Soulhat

Reissue

Texas Platters

Soulhat

Live at the Black Cat Lounge (Dualtone)

"It's just like any other night," shrugs Kevin McKinney to open Live at the Black Cat Lounge. "It ain't no different." That was, of course, the point of both the Sixth Street live music venue and Austin itself in 1991. The biker bar's Bowery charm flourished in Slack Town's still-sleepy, post-1960s/1970s hippie afterglow, soundtracked in the case of Soulhat by airy chords and the stone groove of leisurely kick-off "Find the Time." Guitar and vocal interplay between McKinney and Bill Cassis boiled down strictly Garcia/Weir, if not by design, then in the crucible of Austin's jam rock axis between the Black Cat and Steamboat.

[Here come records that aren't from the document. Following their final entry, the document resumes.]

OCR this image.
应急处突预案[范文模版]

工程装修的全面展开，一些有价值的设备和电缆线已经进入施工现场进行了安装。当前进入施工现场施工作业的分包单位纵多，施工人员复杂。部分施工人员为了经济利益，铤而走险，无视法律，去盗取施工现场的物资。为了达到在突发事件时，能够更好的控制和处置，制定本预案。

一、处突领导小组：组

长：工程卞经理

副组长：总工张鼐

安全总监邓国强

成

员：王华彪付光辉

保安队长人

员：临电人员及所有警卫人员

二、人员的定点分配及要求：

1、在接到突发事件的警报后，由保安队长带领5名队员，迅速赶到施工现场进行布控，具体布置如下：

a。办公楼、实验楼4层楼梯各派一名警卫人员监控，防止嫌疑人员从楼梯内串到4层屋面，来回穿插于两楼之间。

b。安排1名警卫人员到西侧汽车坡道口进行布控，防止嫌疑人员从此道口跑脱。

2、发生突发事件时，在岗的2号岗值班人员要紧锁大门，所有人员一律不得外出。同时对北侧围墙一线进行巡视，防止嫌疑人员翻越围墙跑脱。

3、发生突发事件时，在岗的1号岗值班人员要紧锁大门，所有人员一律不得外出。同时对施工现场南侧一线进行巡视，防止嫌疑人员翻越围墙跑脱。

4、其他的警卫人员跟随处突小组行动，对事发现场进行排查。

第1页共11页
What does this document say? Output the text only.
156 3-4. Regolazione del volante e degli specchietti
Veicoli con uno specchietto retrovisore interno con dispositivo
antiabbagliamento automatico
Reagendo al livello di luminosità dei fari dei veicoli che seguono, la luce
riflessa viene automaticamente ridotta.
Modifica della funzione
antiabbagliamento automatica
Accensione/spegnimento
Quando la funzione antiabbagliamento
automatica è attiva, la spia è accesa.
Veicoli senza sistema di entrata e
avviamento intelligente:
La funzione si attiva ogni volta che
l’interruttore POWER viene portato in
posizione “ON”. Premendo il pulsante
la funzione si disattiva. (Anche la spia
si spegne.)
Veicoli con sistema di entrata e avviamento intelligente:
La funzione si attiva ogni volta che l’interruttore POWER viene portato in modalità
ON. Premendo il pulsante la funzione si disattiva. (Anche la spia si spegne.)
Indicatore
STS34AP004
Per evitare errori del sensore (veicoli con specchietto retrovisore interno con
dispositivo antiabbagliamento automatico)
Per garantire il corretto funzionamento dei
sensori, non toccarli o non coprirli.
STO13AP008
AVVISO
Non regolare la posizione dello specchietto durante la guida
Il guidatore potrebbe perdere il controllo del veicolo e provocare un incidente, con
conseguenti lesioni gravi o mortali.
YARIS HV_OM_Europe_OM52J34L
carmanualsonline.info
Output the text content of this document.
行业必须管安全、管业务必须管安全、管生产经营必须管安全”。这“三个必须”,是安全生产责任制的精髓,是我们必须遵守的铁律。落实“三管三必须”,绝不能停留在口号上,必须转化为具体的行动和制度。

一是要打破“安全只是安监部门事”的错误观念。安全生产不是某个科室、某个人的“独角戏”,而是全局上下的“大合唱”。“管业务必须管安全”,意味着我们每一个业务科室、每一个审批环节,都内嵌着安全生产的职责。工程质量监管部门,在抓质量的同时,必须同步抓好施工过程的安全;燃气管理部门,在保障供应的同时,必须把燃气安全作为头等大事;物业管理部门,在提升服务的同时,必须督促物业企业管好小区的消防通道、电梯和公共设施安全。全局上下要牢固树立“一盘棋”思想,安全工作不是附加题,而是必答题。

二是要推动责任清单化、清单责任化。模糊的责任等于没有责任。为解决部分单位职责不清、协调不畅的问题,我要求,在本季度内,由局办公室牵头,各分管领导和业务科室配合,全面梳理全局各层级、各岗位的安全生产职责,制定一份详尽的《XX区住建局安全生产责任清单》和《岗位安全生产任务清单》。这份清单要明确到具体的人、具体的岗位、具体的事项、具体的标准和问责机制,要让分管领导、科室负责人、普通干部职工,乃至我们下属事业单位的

The latter and equally extinct club's biggest frontmanic, Joe Rockhead's Bob Schneider, here lands the art layout credit. Another platinum-popular local cassette finally making its digital debut, Live at the Black Cat Lounge, pushed over the 70-minute mark by six additional performances, comes front-loaded. Sunny delight "Garbageman" ("I'll pick up your trash, mama") wafts agreeably into the succeeding "Preacherman," with its famous citation of "Mr. Dragworm," both sets of crystal aqua chords as euphoric as Eeyore's Birthday. The latter-day Santana stab of "Preacherman" in particular executes Hall of Fame needlepoint two decades on, one of the band's early hits. Its eight minutes could have been 20. Unofficial Hippie Hollow theme "Skinny Dipping" takes its clothes off behind a tree, and because "hits" are fewer and farther between after that, the vibe becomes rote as the material drops off, though "Mailbox" pockets leftover change from "Preacherman." Seven-minute closer "... Love Me Now" rotates a heavier, bone-crushing Soulhat. The following year bowed the local fourpiece's debut, Outdebox, and in 1994 its Sony sophomore disc, Good to Be Gone. A picture on the back of Live at the Black Cat Lounge, of smiling proprietor Paul Sessums, who was killed in a car accident in 1998 – four years prior to his baby burning down and becoming a tombstone on Sixth Street – preserves another layer of lost Austin.